As someaditya already said, you need a bilingual or multilingual sentence-aligned corpus to train your model. If there is no data available for you domain then you can handle your case as low-resource translation and use monolingual training or decode methods:

http://www.statmt.org/wmt17/pdf/WMT15.pdf

http://www.nlpr.ia.ac.cn/cip/ZhangPublications/emnlp2016-jjzhang.pdf

A recent research favors monolingual back-translation to improve the bilingual model while training:

In the end you just could build a synthetic, pseudo corpus relying on existed NMT-systems and invest as much as you can in reducing the errors in the machine translations.


(Bachstelze) #5

By the way the format xml.gz.tmp looks like a temporary archive.
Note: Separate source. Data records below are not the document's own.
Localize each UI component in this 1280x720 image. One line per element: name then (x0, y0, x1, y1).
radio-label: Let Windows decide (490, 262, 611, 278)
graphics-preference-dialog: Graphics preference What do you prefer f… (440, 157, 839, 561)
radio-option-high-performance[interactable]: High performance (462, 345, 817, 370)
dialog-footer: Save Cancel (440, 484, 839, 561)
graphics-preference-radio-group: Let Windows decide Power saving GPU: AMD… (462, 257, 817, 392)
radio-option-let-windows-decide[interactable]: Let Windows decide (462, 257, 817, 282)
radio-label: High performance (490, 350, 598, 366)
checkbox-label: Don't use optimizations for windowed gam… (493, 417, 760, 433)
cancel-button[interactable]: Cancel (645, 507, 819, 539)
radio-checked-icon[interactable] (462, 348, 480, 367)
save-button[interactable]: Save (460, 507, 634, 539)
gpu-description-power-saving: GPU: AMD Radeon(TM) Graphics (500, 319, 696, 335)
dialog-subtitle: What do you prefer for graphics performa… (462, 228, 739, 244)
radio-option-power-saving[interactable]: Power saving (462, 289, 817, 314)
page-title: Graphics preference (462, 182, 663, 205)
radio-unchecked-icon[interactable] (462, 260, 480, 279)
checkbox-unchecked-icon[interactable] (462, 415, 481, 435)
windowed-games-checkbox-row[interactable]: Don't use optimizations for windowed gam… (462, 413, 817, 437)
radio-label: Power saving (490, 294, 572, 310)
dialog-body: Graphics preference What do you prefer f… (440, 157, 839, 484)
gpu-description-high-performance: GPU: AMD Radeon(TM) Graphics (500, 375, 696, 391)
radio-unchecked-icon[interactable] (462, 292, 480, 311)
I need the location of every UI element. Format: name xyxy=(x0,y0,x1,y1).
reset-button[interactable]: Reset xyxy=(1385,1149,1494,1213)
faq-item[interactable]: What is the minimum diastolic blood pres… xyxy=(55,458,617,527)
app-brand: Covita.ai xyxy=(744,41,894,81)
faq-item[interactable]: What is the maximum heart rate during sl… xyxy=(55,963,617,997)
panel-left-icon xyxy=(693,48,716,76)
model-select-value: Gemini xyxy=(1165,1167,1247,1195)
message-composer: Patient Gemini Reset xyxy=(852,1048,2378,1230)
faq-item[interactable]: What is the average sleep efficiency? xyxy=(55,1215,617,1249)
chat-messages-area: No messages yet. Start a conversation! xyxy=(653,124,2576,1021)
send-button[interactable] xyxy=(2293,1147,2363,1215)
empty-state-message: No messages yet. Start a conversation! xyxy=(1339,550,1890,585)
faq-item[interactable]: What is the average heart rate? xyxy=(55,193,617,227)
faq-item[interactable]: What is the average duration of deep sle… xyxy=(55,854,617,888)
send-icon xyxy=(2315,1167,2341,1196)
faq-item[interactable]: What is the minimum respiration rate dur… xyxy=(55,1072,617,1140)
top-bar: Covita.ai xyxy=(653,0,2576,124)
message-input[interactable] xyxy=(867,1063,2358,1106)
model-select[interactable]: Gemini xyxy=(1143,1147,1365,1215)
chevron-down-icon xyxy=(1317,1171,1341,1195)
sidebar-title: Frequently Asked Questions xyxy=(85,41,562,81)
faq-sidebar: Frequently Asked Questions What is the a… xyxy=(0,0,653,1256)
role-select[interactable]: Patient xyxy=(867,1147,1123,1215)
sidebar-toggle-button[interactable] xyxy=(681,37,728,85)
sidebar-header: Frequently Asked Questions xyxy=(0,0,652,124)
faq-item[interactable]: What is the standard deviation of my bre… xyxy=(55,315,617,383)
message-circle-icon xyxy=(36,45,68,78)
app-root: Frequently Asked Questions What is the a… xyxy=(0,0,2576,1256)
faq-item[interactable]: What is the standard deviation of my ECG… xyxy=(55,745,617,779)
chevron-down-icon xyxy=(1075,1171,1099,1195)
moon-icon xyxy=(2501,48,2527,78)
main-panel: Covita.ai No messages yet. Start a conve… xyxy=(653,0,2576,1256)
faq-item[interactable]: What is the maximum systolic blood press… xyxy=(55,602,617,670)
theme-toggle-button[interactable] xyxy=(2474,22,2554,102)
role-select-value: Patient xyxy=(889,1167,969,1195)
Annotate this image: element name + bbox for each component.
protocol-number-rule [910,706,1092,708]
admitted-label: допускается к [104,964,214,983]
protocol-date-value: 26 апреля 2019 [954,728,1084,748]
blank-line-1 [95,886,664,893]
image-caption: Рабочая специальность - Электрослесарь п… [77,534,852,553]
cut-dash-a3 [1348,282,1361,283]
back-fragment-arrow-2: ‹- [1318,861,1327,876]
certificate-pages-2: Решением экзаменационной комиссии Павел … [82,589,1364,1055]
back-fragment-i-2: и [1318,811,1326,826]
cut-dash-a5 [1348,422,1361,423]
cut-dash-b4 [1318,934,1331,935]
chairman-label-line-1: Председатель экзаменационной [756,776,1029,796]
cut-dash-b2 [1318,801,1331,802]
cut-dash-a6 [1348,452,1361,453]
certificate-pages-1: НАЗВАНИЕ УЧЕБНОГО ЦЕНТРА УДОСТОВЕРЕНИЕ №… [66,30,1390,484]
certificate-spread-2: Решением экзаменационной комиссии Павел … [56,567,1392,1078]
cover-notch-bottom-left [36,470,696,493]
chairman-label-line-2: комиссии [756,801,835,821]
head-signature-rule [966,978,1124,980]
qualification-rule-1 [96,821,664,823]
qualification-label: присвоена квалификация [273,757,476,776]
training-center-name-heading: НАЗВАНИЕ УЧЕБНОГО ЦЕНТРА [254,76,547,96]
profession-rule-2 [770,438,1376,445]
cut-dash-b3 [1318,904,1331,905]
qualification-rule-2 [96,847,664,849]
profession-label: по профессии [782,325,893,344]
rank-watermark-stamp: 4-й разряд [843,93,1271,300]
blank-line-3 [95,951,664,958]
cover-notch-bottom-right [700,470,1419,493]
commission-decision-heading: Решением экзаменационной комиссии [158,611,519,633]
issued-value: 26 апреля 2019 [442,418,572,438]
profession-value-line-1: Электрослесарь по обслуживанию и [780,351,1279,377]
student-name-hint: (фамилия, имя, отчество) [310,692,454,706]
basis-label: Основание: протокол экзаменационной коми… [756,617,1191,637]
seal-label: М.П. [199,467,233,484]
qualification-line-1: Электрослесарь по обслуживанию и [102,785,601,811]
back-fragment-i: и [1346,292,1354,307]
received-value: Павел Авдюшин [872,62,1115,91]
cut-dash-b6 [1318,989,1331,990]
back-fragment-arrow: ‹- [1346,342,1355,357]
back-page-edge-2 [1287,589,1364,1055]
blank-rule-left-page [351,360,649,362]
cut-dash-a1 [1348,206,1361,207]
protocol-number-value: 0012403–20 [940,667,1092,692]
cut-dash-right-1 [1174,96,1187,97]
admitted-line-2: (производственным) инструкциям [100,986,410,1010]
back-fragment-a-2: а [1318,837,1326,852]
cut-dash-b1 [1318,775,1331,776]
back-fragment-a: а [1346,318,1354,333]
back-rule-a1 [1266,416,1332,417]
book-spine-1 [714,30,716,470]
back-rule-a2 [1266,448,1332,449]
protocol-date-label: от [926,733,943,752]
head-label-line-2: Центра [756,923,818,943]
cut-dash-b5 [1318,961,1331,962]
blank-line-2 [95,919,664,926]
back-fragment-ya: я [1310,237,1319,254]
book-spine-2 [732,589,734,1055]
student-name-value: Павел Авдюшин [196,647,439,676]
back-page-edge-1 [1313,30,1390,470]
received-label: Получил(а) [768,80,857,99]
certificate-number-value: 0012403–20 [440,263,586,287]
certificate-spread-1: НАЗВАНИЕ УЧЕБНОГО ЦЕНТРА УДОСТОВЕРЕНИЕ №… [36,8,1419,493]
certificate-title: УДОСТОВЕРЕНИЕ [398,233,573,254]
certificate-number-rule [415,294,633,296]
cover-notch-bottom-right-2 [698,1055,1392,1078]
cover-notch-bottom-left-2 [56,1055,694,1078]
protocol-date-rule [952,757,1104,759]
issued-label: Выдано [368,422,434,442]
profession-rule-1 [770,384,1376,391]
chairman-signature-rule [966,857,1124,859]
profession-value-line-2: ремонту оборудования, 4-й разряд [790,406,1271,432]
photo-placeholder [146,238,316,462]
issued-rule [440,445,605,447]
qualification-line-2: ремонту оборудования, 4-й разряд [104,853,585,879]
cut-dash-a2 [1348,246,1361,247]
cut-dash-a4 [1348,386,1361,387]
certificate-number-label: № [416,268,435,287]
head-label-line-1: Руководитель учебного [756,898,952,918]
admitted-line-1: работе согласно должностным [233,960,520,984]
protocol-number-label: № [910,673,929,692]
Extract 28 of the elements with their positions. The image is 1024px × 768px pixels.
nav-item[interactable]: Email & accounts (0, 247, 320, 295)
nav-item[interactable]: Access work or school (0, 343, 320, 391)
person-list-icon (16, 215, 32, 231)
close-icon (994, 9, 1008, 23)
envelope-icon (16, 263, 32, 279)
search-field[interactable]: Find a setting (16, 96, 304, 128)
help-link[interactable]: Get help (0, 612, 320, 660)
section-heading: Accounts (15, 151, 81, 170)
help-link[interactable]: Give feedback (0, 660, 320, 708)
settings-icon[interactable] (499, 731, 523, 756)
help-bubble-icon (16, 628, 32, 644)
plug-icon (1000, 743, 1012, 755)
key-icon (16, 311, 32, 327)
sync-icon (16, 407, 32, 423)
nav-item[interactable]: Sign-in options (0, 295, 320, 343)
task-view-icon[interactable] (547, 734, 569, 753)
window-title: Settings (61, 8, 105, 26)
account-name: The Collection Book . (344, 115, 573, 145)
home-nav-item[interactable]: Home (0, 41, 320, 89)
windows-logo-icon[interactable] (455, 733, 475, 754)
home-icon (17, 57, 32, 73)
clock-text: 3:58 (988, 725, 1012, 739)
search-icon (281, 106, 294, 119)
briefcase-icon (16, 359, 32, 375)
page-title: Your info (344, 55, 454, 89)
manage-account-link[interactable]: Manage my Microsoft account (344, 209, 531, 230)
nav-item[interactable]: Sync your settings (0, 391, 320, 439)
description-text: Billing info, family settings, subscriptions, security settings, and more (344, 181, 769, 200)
Did you lost connection while downloading?


(Some Aditya Mandal) #6

Yes you can, but you have to add it in both languages. You can even create a new corpus for re-training data. Like i used TED Talks transcripts to create a new corpus for Hindi-English.

In your case, you need to find a corpus which is about Food domain, or at-least relate to Food domain. My research has shown that even if you re-train with closely associated domain corpus , you can obtain favourable in-domain results. I can give you an idea, try to scrap bilingual data from food blog related apps like Yelp, Zomato and create a small corpus on your own.